Talley: It’s so fun and I mean, the thing about COVID and doing everything on Zoom that’s been hard, is I really loved being in the studio because we would play around. I think we get to play around a little bit more in between the dialogue and find little moments back and forth. That’s always my favorite, any time when you can kind of improvise a little bit and play around is always really fun. We would just banter, like argument banter, which would go off the rails, it would just escalate and we would make each other laugh. I mean, that’s a goal, make each other laugh. We’ve been doing this show for so long and these characters for so long. I think because the characters are so defined, you can make jokes within that character, because you, the actor, knows how that character thinks. So when you get in there and it’s like Plankton and Karen are having an argument, I can think exactly what Karen would say.

Fagerbakke: I think Hillenburg said once that we were in the DNA of the character, which is obviously remarkable and a rare experience for any actor just because you don’t normally get to do a character so long and we still love our characters, we don’t hate our characters.
Talley: And we’re still finding things about our characters.
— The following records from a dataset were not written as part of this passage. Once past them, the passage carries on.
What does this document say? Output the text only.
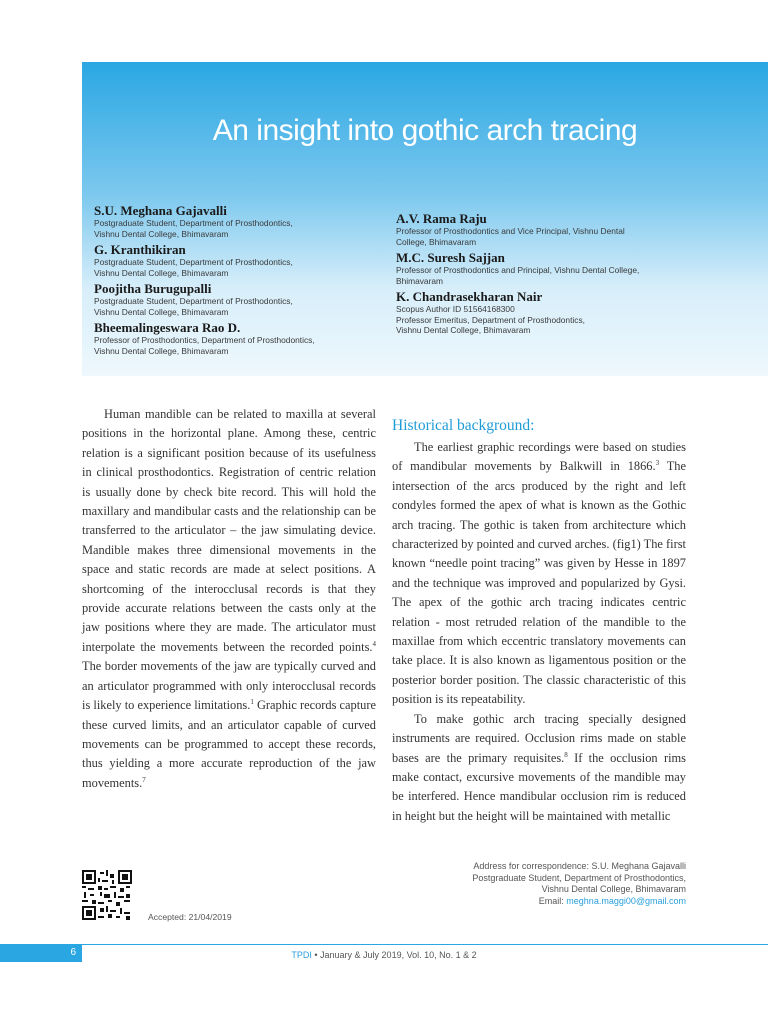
An insight into gothic arch tracing
S.U. Meghana Gajavalli
Postgraduate Student, Department of Prosthodontics,
Vishnu Dental College, Bhimavaram
G. Kranthikiran
Postgraduate Student, Department of Prosthodontics,
Vishnu Dental College, Bhimavaram
Poojitha Burugupalli
Postgraduate Student, Department of Prosthodontics,
Vishnu Dental College, Bhimavaram
Bheemalingeswara Rao D.
Professor of Prosthodontics, Department of Prosthodontics,
Vishnu Dental College, Bhimavaram
A.V. Rama Raju
Professor of Prosthodontics and Vice Principal, Vishnu Dental
College, Bhimavaram
M.C. Suresh Sajjan
Professor of Prosthodontics and Principal, Vishnu Dental College,
Bhimavaram
K. Chandrasekharan Nair
Scopus Author ID 51564168300
Professor Emeritus, Department of Prosthodontics,
Vishnu Dental College, Bhimavaram

Human mandible can be related to maxilla at several positions in the horizontal plane. Among these, centric relation is a significant position because of its usefulness in clinical prosthodontics. Registration of centric relation is usually done by check bite record. This will hold the maxillary and mandibular casts and the relationship can be transferred to the articulator – the jaw simulating device. Mandible makes three dimensional movements in the space and static records are made at select positions. A shortcoming of the interocclusal records is that they provide accurate relations between the casts only at the jaw positions where they are made. The articulator must interpolate the movements between the recorded points.$^4$ The border movements of the jaw are typically curved and an articulator programmed with only interocclusal records is likely to experience limitations.$^1$ Graphic records capture these curved limits, and an articulator capable of curved movements can be programmed to accept these records, thus yielding a more accurate reproduction of the jaw movements.$^7$

Historical background:

The earliest graphic recordings were based on studies of mandibular movements by Balkwill in 1866.$^3$ The intersection of the arcs produced by the right and left condyles formed the apex of what is known as the Gothic arch tracing. The gothic is taken from architecture which characterized by pointed and curved arches. (fig1) The first known “needle point tracing” was given by Hesse in 1897 and the technique was improved and popularized by Gysi. The apex of the gothic arch tracing indicates centric relation - most retruded relation of the mandible to the maxillae from which eccentric translatory movements can take place. It is also known as ligamentous position or the posterior border position. The classic characteristic of this position is its repeatability.

To make gothic arch tracing specially designed instruments are required. Occlusion rims made on stable bases are the primary requisites.$^8$ If the occlusion rims make contact, excursive movements of the mandible may be interfered. Hence mandibular occlusion rim is reduced in height but the height will be maintained with metallic

Accepted: 21/04/2019
Address for correspondence: S.U. Meghana Gajavalli
Postgraduate Student, Department of Prosthodontics,
Vishnu Dental College, Bhimavaram
Email: meghna.maggi00@gmail.com
6	TPDI • January & July 2019, Vol. 10, No. 1 & 2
Fagerbakke: That’s the key, right? Also, we have younger writers coming in and they grew up with the show, you know what I’m saying? They want to honor what Hillenburg created and show that they loved, and that’s extraordinary. That’s really cool.
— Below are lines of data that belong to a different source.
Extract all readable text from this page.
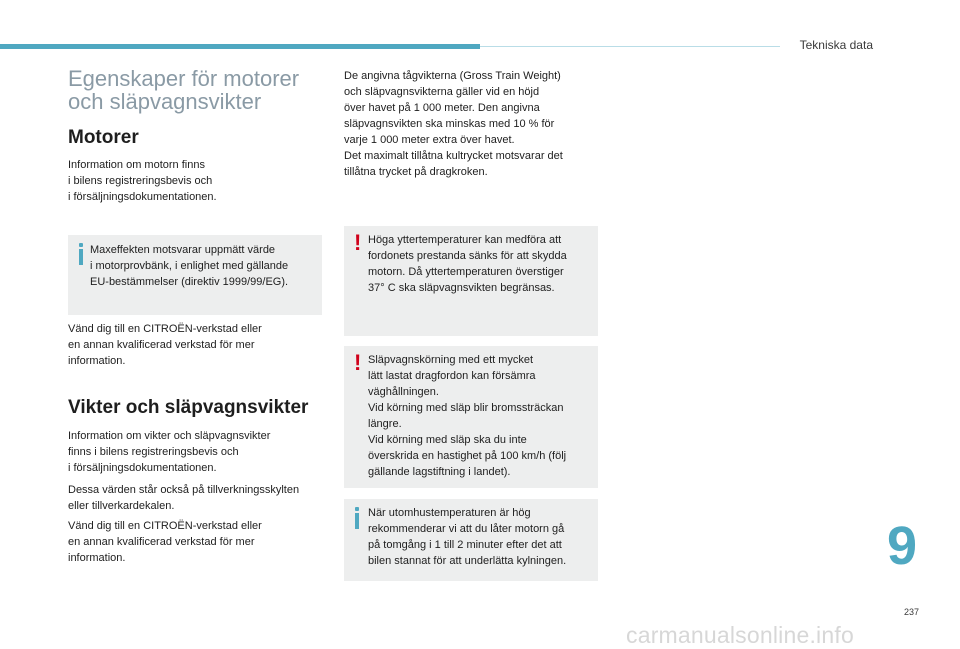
Tekniska data
Egenskaper för motorer
och släpvagnsvikter
Motorer
Information om motorn finns
i bilens registreringsbevis och
i försäljningsdokumentationen.
Maxeffekten motsvarar uppmätt värde
i motorprovbänk, i enlighet med gällande
EU-bestämmelser (direktiv 1999/99/EG).
Vänd dig till en CITROËN-verkstad eller
en annan kvalificerad verkstad för mer
information.
Vikter och släpvagnsvikter
Information om vikter och släpvagnsvikter
finns i bilens registreringsbevis och
i försäljningsdokumentationen.
Dessa värden står också på tillverkningsskylten
eller tillverkardekalen.
Vänd dig till en CITROËN-verkstad eller
en annan kvalificerad verkstad för mer
information.
De angivna tågvikterna (Gross Train Weight)
och släpvagnsvikterna gäller vid en höjd
över havet på 1 000 meter. Den angivna
släpvagnsvikten ska minskas med 10 % för
varje 1 000 meter extra över havet.
Det maximalt tillåtna kultrycket motsvarar det
tillåtna trycket på dragkroken.
! Höga yttertemperaturer kan medföra att
fordonets prestanda sänks för att skydda
motorn. Då yttertemperaturen överstiger
37° C ska släpvagnsvikten begränsas.
! Släpvagnskörning med ett mycket
lätt lastat dragfordon kan försämra
väghållningen.
Vid körning med släp blir bromssträckan
längre.
Vid körning med släp ska du inte
överskrida en hastighet på 100 km/h (följ
gällande lagstiftning i landet).
När utomhustemperaturen är hög
rekommenderar vi att du låter motorn gå
på tomgång i 1 till 2 minuter efter det att
bilen stannat för att underlätta kylningen.	9
237
carmanualsonline.info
Talley: The characters are very protected and which is, like you say with Stephen, I mean, I think that’s a really nice feeling to know that everybody loves these characters. It’s not just the cast. It’s not just the writers. It wasn’t just Stephen. It’s like the world loves these characters. Everyone’s protective of them, you know what I mean? So even these writers that come in, they’re not going to go off and try to do something.